Er füllt sich langsam auf und ist in der Vorhersage zu Wochenbeginn
nur noch als schwaches Tief über Südskandinavien erkennbar. Grund
dafür ist seine für die weitere Intensivierung ungünstige Position
relativ zum Polarfront-Jetstream.

Viele rasch entwickelnde Sturm- und Orkantiefs kreuzen den Jetstream.
Ein Beispiel hierfür ist Orkantief Kyrill aus dem Jahre 2007, welches
sich von der rechten Seite im Eingangsbereich des Starkwindbands auf
die linke Seite des Ausgangbereiches verlagerte.
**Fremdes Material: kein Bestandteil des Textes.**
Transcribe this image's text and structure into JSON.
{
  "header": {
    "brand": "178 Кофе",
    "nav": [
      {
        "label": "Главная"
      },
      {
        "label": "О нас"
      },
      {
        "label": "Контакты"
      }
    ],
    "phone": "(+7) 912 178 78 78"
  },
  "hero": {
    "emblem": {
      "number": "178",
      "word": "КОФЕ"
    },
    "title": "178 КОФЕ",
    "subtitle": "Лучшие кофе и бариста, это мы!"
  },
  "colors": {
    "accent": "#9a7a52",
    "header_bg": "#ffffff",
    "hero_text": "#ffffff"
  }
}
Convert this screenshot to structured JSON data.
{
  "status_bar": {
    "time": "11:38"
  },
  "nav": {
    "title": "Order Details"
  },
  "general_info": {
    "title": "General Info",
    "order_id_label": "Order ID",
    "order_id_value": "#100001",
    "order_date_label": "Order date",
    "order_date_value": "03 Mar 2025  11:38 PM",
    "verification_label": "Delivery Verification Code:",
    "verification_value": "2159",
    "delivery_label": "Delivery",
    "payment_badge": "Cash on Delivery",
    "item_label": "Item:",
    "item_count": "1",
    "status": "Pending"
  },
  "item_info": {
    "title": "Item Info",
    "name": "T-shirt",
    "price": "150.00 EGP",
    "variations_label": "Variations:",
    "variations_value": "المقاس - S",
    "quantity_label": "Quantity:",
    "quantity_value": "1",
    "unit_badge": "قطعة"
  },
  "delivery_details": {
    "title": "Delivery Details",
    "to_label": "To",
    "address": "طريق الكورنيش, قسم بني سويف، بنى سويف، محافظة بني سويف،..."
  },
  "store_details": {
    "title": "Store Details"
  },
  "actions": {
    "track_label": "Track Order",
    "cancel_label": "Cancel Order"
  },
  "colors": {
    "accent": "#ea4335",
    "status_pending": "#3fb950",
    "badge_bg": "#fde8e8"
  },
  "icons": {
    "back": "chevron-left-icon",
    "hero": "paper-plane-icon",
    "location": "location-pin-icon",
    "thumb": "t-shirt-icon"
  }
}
Dabei kam es zu
einer raschen Intensivierung, da in diesen Bereichen in der Höhe die
Winde jeweils auseinanderströmen, wodurch es am Boden zu Druckfall
kommt. KYRILL sorgte daraufhin in weiten Teilen Deutschlands bis ins
Flachland für schweren Sturm, teils waren sogar auch in den
Niederungen Orkanböen über 120 Kilometer pro Stunde dabei.

FRED kreuzte dagegen den Jetstream nicht und erreichte bereits vor
Frankreich seinen Höhepunkt der Entwicklung. Die Zündung für seine
starke Entwicklung über dem Atlantik war ein markanter nach Süden
gerichteter Polarluftvorstoß im Bereich zwischen Grönland und
Neufundland. Nun befindet sich der Sturm aber nördlich der
Frontalzone. Dabei fehlt ihm der synoptische Antrieb. Deshalb wird
sich FRED wie auch sein Vorgänger EMIR auf dem Weg in Richtung
Mitteleuropa in den nächsten Tagen abschwächen.

Trotzdem werden am morgigen Sonntag in Süddeutschland Sturmböen bis
in die Niederungen erwartet. Auf den Bergen des Schwarzwaldes und der
Alpen weht der Wind teils sogar in Orkanstärke. Nähere Infos dazu
gibt es auf unserer Warnseite oder in unserer Warn Wetter App.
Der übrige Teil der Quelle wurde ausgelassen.